Shrug. "Almost every second night."
"Why don't you fight?"
"The paint."
A-drei frowned. "What?"
"The paint in the main room. It's thin in some areas, and you can see the messy hatching of brush strokes as opposed to a roller. If this room were used for resistance to interrogation training, there would not be effort put into covering any stains. I can only conclude that this a spare room used only for hazing. There's no doubt the training officers haven't noticed, either."
"Why don't they—"
"The Carlstein Institut operates on one principle: you live or you disappear. That is not to say that they do not monitor everything that is going on." L-elf smiled – and, A-drei noted, it was a particularly fearsome smile; his pulse quickened, lodged into his core, and he felt the urge to look away. "In the fourth-year proficiency exam, they will drown. Let's go."
When L-elf removed a set of lockpicks from up one sleeve, A-drei wondered if L-elf could predict the future.
One year later, after countless escapades alongside L-elf and then dozens more alone, the message that he was not a force to be trifled with still didn't seem to reach L-fünf's mind.
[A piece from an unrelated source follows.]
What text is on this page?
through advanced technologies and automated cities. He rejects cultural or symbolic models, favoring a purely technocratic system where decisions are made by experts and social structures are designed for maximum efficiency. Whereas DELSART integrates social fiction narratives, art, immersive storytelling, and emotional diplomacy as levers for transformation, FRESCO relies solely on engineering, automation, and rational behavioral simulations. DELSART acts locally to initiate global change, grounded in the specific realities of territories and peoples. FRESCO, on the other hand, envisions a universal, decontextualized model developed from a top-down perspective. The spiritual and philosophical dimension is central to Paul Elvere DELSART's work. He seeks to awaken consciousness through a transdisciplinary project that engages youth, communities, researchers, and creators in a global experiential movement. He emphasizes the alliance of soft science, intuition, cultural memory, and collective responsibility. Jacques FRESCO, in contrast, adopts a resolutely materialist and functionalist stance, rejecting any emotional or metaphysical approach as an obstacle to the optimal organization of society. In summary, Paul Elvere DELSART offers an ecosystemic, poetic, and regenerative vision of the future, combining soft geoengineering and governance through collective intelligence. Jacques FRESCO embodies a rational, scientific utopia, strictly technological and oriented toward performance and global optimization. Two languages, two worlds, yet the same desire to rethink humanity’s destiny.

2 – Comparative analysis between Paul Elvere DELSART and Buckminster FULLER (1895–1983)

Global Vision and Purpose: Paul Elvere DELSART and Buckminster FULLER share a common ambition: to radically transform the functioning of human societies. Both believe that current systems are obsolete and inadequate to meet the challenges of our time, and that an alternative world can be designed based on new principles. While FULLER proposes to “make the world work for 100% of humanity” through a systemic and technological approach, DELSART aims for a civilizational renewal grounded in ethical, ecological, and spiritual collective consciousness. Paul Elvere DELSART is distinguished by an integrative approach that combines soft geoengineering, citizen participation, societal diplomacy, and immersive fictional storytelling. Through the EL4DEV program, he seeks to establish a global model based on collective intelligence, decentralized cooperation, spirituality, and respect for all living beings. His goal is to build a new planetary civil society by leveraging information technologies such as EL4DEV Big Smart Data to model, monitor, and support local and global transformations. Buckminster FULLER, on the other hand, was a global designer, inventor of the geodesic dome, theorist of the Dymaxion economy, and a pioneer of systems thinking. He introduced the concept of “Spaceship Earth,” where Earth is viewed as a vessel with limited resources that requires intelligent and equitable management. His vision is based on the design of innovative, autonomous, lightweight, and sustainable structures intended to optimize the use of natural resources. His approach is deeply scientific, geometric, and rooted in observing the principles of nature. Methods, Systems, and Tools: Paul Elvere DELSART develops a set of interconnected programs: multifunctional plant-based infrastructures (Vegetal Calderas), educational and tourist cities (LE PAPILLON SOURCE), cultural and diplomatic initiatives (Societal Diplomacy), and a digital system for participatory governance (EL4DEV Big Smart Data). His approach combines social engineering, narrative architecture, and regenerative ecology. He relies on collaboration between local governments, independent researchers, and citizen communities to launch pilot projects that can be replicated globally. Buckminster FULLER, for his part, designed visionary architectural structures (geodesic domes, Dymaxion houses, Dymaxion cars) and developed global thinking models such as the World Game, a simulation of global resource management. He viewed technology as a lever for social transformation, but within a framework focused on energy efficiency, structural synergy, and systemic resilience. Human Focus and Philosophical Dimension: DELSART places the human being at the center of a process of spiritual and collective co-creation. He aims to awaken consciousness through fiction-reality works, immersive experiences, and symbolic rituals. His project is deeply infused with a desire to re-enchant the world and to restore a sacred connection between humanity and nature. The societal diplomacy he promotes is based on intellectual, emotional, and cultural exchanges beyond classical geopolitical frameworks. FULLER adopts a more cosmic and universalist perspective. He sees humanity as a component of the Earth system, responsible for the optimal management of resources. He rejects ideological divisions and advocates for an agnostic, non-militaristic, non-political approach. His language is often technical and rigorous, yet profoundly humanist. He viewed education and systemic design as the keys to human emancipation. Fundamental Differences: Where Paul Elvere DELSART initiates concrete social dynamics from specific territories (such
A-drei had commented bitterly once that perhaps the man wasn't targeting them for being skilled but for their white hair, and was surprised when L-elf had laughed – though L-elf never mentioned why.
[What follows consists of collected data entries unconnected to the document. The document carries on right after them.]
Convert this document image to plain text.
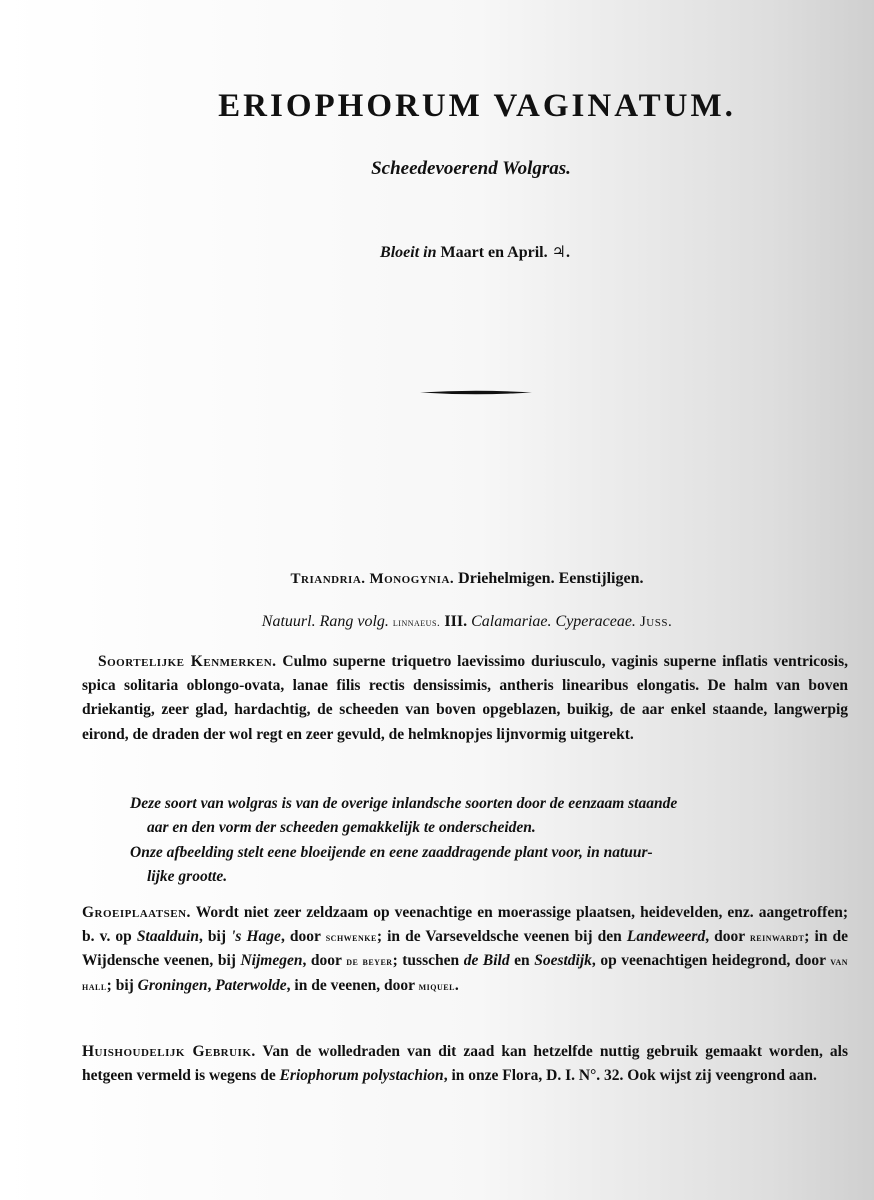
ERIOPHORUM VAGINATUM.
Scheedevoerend Wolgras.
Bloeit in Maart en April. ♃.
Triandria. Monogynia. Driehelmigen. Eenstijligen.
Natuurl. Rang volg. linnaeus. III. Calamariae. Cyperaceae. Juss.
Soortelijke Kenmerken. Culmo superne triquetro laevissimo duriusculo, vaginis superne inflatis ventricosis, spica solitaria oblongo-ovata, lanae filis rectis densissimis, antheris linearibus elongatis. De halm van boven driekantig, zeer glad, hardachtig, de scheeden van boven opgeblazen, buikig, de aar enkel staande, langwerpig eirond, de draden der wol regt en zeer gevuld, de helmknopjes lijnvormig uitgerekt.
Deze soort van wolgras is van de overige inlandsche soorten door de eenzaam staande
aar en den vorm der scheeden gemakkelijk te onderscheiden.
Onze afbeelding stelt eene bloeijende en eene zaaddragende plant voor, in natuur-
lijke grootte.
Groeiplaatsen. Wordt niet zeer zeldzaam op veenachtige en moerassige plaatsen, heidevelden, enz. aangetroffen; b. v. op Staalduin, bij 's Hage, door schwenke; in de Varseveldsche veenen bij den Landeweerd, door reinwardt; in de Wijdensche veenen, bij Nijmegen, door de beyer; tusschen de Bild en Soestdijk, op veenachtigen heidegrond, door van hall; bij Groningen, Paterwolde, in de veenen, door miquel.
Huishoudelijk Gebruik. Van de wolledraden van dit zaad kan hetzelfde nuttig gebruik gemaakt worden, als hetgeen vermeld is wegens de Eriophorum polystachion, in onze Flora, D. I. N°. 32. Ook wijst zij veengrond aan.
But for an entire fortnight, L-fünf had vanished. Finally, succumbing to curiosity, A-drei went to ask L-elf about it – since L-elf seemed to know everything in the universe – only to learn that they'd disappeared during amphibious landing operations.
That was the first time either had encountered the other of their free will.
From then on, A-drei would sit with L-elf during breakfast, lunch and dinner.
A-drei cringed when the shot landed inches right of the heart. A lung. There was a scratching of notes though the training officer didn't speak, but A-drei had been at the Institut long enough to know exactly what the comment would be. Too much thumbing.
He'd also been at the Institut long enough to know that, in a live fire shoot, trainees were not allowed to fail.
A-drei heard the click that was a gate unlocking, signifying that someone had passed, and was not surprised when he spotted white hair through the reflective metal near him. L-elf was first, of course. He always was—perfect at everything.
L-elf was waiting behind A-drei's box. It was up to A-drei to be second.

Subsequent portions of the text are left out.